Diagnosis typically involves several steps:
-
Physical Examination: A pelvic exam can help in detecting abnormalities.
-
Imaging Tests: Ultrasound, particularly transvaginal ultrasound, can be useful.
-
Biopsy: An endometrial biopsy is the definitive way to diagnose this cancer.
-
Hysteroscopy: This involves inserting a thin, lighted tube into the uterus to examine it and take tissue samples.

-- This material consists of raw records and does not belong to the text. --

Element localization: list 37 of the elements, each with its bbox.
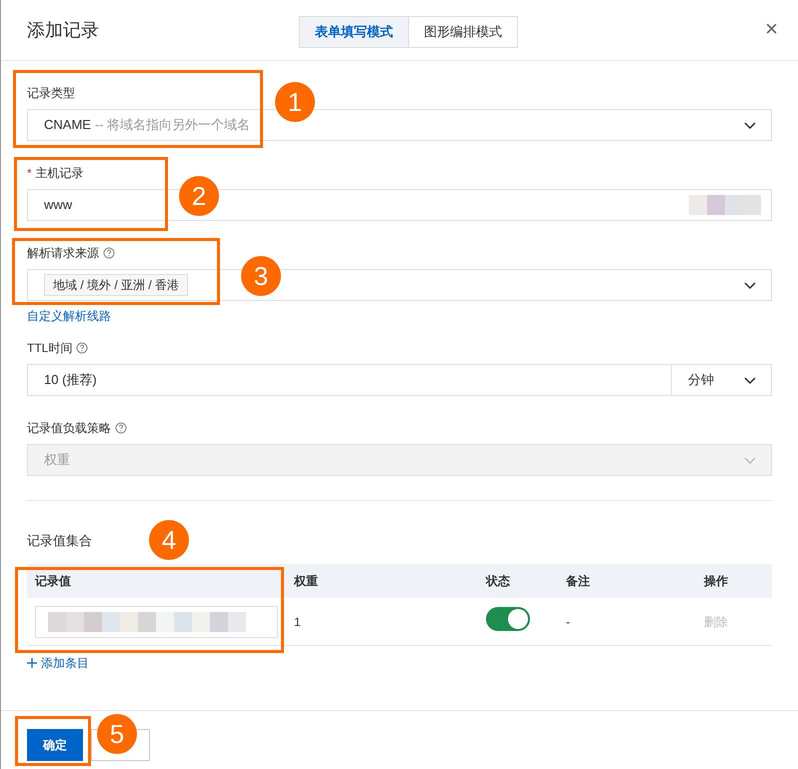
section-title: 记录值集合 bbox=[27, 532, 92, 550]
select-value: 权重 bbox=[44, 451, 70, 470]
input-value: 10 (推荐) bbox=[44, 371, 97, 390]
region-tag: 地域 / 境外 / 亚洲 / 香港 bbox=[44, 274, 188, 296]
custom-line-link[interactable]: 自定义解析线路 bbox=[27, 308, 111, 324]
field-label: 记录值负载策略 bbox=[27, 420, 111, 437]
table-cell-text: 1 bbox=[293, 614, 302, 630]
field-label: 解析请求来源 bbox=[27, 245, 99, 262]
select-value: CNAME bbox=[44, 116, 91, 134]
add-entry-link[interactable]: 添加条目 bbox=[27, 654, 89, 672]
step-badge: 1 bbox=[275, 82, 315, 122]
field-label: 主机记录 bbox=[36, 165, 84, 182]
table-cell-text: - bbox=[565, 614, 571, 630]
unit-select[interactable]: 分钟 bbox=[672, 364, 772, 396]
mode-tab[interactable]: 表单填写模式 bbox=[300, 17, 408, 47]
step-badge: 5 bbox=[97, 714, 137, 754]
column-header: 操作 bbox=[704, 574, 728, 588]
input-field[interactable]: 10 (推荐) bbox=[27, 364, 672, 396]
dialog-title: 添加记录 bbox=[27, 18, 99, 42]
plus-icon bbox=[27, 658, 37, 668]
close-button[interactable]: × bbox=[765, 16, 778, 42]
confirm-button[interactable]: 确定 bbox=[27, 729, 83, 761]
required-mark: * bbox=[27, 165, 32, 182]
step-badge: 3 bbox=[241, 256, 281, 296]
select-value: 分钟 bbox=[688, 371, 714, 390]
field-label: 记录类型 bbox=[27, 85, 75, 102]
input-value: www bbox=[44, 196, 72, 214]
status-switch[interactable] bbox=[486, 607, 530, 631]
column-header: 权重 bbox=[294, 574, 318, 588]
input-field[interactable] bbox=[35, 606, 278, 638]
field-label: TTL时间 bbox=[27, 340, 72, 357]
column-header: 备注 bbox=[566, 574, 590, 588]
step-badge: 4 bbox=[149, 520, 189, 560]
column-header: 记录值 bbox=[35, 574, 71, 588]
select-hint: -- 将域名指向另外一个域名 bbox=[94, 116, 250, 134]
column-header: 状态 bbox=[486, 574, 510, 588]
step-badge: 2 bbox=[179, 176, 219, 216]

What are the Treatment Options?
Treatment depends on the stage and type of cancer, as well as the patient’s overall health. Common treatment modalities include:
-
Surgery: Often the first line of treatment, involving a hysterectomy to remove the uterus.
-
Radiation Therapy: Used to kill cancer cells or shrink tumors.
-
Chemotherapy: Often used if the cancer has spread or is aggressive.
-
Hormone Therapy: Can be effective in certain types of endometrial cancer that are hormone-sensitive.
What is the Prognosis?
The prognosis for endometrial cancer is generally favorable if detected early. The 5-year survival rate for early-stage endometrial cancer is quite high. However, the prognosis worsens if the cancer has spread to other parts of the body. Early detection through regular medical check-ups and being aware of symptoms is crucial for improving outcomes.
How Can It Be Prevented?
While not all cases can be prevented, certain measures can reduce risk:
-
Maintaining a Healthy Weight: Helps in regulating estrogen levels.
-
Regular Exercise: Can lower the risk of many cancers, including endometrial cancer.
-
Birth Control Pills: Long-term use of oral contraceptives has been shown to reduce the risk.
-
Managing Diabetes: Proper control of diabetes can help lower risk.
-
Genetic Counseling: For those with a family history, genetic counseling and regular screenings are advisable.
Importance of Follow-Up Care
After treatment, regular follow-up care is essential to monitor for any signs of recurrence. This typically includes physical exams, imaging tests, and sometimes blood tests. Being vigilant about follow-up care can significantly improve long-term outcomes.